Many people scratched their heads when President George W. Bush declared on May 1, 2003, from the flight deck of the U.S.S. Abraham Lincoln, the end of major combat operations in Iraq, even though it was clear there was more fighting to come.

On Thursday night, Philip Gourevitch told an audience of nearly 120 Fordham students at the McGinley Ballroom on the Rose Hill campus that the speech was part a deliberate plan by the Bush Administration.

Philip Gourevitch Photo by Bruce Gilbert

The idea, Gourevitch said, was to change the conflict from one in which people captured by the American military were called prisoners of war to another in which they were called detainees.

The Geneva Conventions mandate that a nation must treat prisoners of war humanely, but may be rougher with spies and saboteurs, a label which Gourevitch said the administration simply affixed to everyone they arrested after May 1.

The decision to exploit this loophole is one of the reasons why American soldiers were told to torture Iraqi prisoners at the Abu Ghraib prison.

“Inside that speech was a kind of legal pivot from one kind of war to another kind of war—a kind of war that we never quite admitted openly was the new structure, but which was immediately seen as being in effect,” said Gourevitch, whose book Standard Operating Procedure (Penguin Press, 2008) is based on interviews with the soldiers who appeared in photographs showing the abuse.

Earlier in the day, Gourevitch, editor of The Paris Review and a staff writer for The New Yorker, discussed the overriding theme of his work with a panel of Fordham professors at the McNally Amphitheatre on the Lincoln Center Campus.
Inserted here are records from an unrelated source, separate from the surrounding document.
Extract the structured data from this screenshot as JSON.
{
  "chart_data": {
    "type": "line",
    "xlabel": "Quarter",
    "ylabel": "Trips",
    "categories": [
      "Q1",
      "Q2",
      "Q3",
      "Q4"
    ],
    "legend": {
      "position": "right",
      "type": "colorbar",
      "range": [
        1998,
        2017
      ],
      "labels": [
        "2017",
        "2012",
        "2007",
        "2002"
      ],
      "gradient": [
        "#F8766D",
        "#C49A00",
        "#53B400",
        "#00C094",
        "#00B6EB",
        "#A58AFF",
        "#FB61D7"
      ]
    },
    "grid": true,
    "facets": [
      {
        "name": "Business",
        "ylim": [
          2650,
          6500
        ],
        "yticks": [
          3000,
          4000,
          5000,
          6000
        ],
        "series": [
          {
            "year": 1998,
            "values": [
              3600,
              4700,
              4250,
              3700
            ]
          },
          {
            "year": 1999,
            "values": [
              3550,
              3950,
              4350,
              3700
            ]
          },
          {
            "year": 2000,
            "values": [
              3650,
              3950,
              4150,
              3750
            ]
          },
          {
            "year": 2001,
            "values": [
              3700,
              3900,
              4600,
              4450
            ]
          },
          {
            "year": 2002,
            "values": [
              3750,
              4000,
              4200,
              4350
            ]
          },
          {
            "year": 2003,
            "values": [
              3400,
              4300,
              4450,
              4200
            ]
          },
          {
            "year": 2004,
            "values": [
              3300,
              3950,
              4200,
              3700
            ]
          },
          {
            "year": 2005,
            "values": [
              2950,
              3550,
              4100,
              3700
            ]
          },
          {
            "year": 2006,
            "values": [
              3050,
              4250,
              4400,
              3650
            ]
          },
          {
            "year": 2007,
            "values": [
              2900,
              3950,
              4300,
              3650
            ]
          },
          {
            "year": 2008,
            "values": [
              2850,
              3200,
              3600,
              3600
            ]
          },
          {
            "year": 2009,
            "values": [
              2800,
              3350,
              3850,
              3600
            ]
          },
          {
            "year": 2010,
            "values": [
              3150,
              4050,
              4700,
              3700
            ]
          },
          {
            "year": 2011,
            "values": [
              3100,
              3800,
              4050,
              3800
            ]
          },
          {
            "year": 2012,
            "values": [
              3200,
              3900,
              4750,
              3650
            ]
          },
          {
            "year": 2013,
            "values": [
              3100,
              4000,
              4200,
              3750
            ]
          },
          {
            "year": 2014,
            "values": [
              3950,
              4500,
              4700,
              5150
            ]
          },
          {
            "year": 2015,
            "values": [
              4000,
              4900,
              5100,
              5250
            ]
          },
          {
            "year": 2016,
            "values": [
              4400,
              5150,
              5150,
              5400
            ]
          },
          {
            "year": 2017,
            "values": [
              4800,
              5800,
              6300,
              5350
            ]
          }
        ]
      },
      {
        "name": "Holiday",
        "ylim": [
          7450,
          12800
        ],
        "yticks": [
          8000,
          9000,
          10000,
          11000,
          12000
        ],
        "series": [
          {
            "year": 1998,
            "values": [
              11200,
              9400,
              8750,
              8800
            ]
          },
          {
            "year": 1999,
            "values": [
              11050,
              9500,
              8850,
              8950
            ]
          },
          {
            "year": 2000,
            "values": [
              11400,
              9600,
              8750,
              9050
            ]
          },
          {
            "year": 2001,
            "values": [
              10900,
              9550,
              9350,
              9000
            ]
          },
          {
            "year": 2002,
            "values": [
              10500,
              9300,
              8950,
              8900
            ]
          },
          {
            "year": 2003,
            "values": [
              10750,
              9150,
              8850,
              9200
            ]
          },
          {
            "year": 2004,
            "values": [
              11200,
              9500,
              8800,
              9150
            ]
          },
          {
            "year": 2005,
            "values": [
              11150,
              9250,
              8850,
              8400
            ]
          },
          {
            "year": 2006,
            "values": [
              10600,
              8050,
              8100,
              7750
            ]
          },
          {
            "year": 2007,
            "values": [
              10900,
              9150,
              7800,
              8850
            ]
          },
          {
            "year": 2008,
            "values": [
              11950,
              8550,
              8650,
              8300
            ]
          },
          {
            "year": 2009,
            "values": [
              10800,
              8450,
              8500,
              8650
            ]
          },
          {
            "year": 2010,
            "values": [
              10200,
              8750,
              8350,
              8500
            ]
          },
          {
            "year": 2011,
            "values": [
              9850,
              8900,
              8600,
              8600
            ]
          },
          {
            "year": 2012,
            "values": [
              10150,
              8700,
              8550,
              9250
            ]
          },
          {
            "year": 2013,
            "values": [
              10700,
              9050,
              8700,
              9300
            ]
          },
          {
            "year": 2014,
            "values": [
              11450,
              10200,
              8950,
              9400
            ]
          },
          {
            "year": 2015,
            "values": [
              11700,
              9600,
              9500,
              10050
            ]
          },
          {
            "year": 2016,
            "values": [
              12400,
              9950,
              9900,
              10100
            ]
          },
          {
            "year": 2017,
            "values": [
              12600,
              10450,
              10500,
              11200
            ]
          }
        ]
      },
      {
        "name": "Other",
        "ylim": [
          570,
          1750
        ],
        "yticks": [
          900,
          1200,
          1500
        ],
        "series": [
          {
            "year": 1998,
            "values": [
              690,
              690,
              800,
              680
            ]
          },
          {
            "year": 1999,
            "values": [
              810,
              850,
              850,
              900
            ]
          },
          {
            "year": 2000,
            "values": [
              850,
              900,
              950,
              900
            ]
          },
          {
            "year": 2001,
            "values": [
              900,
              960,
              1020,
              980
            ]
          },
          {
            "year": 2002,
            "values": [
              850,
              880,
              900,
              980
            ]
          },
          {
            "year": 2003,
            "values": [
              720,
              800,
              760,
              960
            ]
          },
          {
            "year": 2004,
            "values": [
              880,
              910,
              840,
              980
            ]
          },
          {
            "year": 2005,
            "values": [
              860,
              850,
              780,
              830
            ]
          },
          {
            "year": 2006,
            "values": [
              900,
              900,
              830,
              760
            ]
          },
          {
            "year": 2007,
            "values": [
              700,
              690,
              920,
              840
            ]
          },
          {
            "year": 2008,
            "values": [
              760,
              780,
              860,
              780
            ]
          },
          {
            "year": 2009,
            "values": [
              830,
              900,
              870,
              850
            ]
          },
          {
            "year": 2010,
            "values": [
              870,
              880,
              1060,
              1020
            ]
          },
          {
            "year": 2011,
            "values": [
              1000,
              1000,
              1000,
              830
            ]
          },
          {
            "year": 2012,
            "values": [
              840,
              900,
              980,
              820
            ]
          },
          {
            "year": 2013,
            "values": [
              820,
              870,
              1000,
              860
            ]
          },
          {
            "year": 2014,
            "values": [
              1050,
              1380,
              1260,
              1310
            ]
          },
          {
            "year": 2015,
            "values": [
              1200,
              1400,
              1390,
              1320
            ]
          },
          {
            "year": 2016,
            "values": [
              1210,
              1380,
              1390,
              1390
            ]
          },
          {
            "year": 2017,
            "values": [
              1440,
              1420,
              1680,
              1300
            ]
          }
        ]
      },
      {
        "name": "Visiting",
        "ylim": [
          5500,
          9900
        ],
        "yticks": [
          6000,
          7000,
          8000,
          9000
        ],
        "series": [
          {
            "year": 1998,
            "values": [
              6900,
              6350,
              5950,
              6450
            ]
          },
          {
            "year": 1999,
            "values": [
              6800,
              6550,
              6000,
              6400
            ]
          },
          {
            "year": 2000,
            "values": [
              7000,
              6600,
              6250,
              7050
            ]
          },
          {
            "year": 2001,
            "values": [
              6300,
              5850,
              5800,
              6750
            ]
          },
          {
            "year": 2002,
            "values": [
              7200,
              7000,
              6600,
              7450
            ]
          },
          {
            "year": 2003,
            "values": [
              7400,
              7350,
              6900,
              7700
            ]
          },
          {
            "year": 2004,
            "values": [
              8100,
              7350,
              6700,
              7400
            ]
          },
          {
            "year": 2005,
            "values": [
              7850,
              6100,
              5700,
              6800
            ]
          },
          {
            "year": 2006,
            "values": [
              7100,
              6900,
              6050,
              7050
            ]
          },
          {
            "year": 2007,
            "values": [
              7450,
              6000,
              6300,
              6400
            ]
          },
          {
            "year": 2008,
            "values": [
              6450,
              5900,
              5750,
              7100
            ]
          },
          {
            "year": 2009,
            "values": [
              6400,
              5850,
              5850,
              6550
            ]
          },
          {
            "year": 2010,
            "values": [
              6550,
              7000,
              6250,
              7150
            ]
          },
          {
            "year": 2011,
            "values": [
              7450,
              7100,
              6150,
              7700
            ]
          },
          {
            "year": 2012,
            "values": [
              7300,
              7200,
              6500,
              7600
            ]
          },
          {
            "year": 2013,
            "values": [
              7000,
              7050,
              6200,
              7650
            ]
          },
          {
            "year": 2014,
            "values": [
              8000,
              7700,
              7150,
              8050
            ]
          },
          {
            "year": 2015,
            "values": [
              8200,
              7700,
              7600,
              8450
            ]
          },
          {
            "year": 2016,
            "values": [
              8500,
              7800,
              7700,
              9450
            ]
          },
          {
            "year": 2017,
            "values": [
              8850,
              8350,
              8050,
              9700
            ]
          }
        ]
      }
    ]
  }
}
His appearence was sponsored by the Fordham Campus Activities Board’s American Age Lecture Series and the American Studies department.

Like Standard Operating Procedure, his book We Wish To Inform You that Tomorrow We Will Be Killed with Our Families: Stories from Rwanda (Picador, 1999) addressed what he called his fascination with false stories that Americans tell about themselves.

Most Americans would tell themselves that they would never force naked men to form a human pyramid, or drag them around on dog leashes. But Gourevitch noted that history tells a different story.

After the genocidal rampage that took the lives of at least 800,000 Rwandans in 1994, the refrain of “Never Again” was repeated, even as similar events were unfolding in Serbia, and continue today in the Darfur region of Sudan.

“In the case of Abu Ghraib, we collectively vilified all the people who appeared in the photographs. Even if we knew that these things seemed to be somehow connected to American policy, the idea was, ‘Those guys were scum, and I would never do that,’” he said. “Yet the history of the world tells us that the great mass of people do these things, that the people who actually behave well when the pressure comes down are comparatively few.”

He did not defend the actions of the soldiers, but suggested that Americans delude themselves by refusing to identify with them.

“In the name of giving ourselves a sense of security, we’re placing ourselves in more dangerous positions politically, morally and practically, by blinding ourselves to a certain kind of reality,” he said.